Chez les patients symptomatiques, le score calcique seul n’est pas le test approprié, car il ne permet pas d’évaluer le degré de sténose des plaques calcifiées et peut également manquer d’éventuelles plaques molles sténosantes. C’est pourquoi, en plus du score calcique, les patients symptomatiques doivent toujours subir un examen complémentaire de scanner coronaire avec contraste [11].
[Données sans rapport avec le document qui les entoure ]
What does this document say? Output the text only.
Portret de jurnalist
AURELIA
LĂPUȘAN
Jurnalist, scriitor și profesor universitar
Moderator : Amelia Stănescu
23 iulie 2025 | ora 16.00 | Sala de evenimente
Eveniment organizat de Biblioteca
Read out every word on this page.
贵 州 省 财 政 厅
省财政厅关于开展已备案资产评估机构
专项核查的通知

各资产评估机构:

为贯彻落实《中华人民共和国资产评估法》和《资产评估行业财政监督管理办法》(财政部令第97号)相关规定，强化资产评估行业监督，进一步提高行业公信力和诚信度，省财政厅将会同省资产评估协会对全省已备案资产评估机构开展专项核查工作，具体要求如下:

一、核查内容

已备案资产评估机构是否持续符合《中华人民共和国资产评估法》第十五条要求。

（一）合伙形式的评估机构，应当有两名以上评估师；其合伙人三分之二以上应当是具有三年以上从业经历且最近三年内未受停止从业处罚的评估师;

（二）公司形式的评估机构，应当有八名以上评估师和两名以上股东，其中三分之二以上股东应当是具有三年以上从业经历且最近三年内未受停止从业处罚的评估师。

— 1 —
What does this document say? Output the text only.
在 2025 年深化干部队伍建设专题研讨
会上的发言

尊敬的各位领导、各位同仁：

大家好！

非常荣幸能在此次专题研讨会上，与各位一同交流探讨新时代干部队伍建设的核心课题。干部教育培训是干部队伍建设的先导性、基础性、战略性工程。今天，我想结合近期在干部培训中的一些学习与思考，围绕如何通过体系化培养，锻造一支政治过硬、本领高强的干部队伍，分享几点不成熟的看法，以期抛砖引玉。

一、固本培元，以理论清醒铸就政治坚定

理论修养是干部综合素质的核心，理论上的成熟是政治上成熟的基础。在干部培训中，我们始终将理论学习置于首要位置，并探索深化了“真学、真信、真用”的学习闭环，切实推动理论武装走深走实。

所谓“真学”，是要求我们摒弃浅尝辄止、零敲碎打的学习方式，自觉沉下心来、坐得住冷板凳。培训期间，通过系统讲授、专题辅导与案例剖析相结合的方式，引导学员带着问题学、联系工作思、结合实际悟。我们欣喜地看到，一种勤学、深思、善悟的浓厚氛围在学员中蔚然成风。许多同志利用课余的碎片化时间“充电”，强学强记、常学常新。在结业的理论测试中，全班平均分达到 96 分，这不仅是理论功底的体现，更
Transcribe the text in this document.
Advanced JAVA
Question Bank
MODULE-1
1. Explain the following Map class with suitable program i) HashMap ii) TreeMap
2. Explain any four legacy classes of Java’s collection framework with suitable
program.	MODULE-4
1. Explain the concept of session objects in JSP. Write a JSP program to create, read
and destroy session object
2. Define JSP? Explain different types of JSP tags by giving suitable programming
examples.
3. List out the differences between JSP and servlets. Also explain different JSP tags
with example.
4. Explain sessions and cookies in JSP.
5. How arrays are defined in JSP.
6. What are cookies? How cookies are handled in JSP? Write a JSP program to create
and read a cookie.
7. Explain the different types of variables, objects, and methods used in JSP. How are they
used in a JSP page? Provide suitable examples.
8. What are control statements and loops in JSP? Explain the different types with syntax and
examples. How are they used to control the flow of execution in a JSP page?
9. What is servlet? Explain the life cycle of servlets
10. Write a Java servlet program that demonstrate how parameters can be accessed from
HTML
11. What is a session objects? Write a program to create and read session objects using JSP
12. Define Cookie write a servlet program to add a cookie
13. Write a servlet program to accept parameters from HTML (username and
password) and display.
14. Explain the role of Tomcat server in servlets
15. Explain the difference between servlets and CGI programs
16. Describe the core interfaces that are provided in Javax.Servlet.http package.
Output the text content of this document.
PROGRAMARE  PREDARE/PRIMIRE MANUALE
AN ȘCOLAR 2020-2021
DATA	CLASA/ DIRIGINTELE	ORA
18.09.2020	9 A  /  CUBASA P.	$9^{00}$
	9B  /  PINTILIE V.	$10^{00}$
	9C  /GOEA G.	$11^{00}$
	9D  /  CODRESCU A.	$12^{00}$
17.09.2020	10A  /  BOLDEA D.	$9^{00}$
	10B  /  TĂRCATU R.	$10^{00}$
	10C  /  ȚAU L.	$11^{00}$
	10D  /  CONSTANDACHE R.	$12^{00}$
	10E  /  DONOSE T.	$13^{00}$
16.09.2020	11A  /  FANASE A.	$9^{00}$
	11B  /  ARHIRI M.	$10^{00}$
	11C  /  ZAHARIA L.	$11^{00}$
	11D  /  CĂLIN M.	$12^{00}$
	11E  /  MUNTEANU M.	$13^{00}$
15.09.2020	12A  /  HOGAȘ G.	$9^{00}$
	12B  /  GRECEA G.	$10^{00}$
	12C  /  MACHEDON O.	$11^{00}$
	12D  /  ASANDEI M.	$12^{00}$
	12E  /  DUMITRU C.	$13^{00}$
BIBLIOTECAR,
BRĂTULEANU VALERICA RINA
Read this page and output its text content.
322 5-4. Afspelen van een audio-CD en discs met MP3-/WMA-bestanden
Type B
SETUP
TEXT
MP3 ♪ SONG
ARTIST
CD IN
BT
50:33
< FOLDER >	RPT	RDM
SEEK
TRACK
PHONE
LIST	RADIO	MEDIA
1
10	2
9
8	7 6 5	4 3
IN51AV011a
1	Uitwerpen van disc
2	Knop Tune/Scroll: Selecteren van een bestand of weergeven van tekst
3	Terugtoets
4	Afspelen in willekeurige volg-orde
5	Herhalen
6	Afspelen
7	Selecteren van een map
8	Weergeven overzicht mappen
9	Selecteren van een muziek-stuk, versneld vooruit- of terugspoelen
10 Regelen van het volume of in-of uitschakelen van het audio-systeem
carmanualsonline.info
Autres applications du scanner coronaire et perspectives d’avenir
Outre l’exclusion de la maladie coronarienne, le scanner coronaire est la modalité idéale pour visualiser une anomalie coronaire [12]. La TDM coronaire donne des informations importantes sur l’anatomie à haut risque (origine, trajet et terminaison de l’anomalie coronaire) et peut ainsi distinguer en haute résolution les anomalies “malignes” (trajet interartériel du vaisseau anormal entre l’aorte et le tronc pulmonaire) des anomalies “bénignes” [12,13].
Le scanner coronaire va certainement gagner en importance à l’avenir. Des données récemment publiées montrent qu’il est possible de simuler de manière non invasive une FFR au scanner (comme en coronarographie invasive) par un post-traitement complexe des images [14]. Cela permettrait de déterminer, sans examen supplémentaire, la pertinence hémodynamique de chaque plaque. De plus, des recherches sont actuellement en cours pour quantifier le comportement de la perfusion de l’agent de contraste dans le myocarde au moyen d’une mesure dynamique de la perfusion pendant des enregistrements séquentiels du myocarde sous stress d’adénosine. Cette méthode permet de détecter une sténose hémodynamiquement significative. Ainsi, un “guichet unique” serait possible avec une représentation de l’anatomie et une évaluation simultanée de la circulation myocardique.
Messages Take-Home
- Le scanner coronaire est une méthode bien établie pour exclure une coronaropathie chez les patients symptomatiques présentant une probabilité pré-test de faible niveau intermédiaire (15-50%) de coronaropathie ainsi qu’un rythme sinusal et une fonction rénale normale.
- Un scanner coronaire est rapide, rentable et peut être réalisé avec une faible dose de rayonnement.
- Le scanner coronaire est une méthode idéale pour évaluer les anomalies coronaires.
- Le score calcique aide à stratifier le risque chez les patients asymptomatiques sélectionnés dont le profil de risque cardiovasculaire est difficile à évaluer.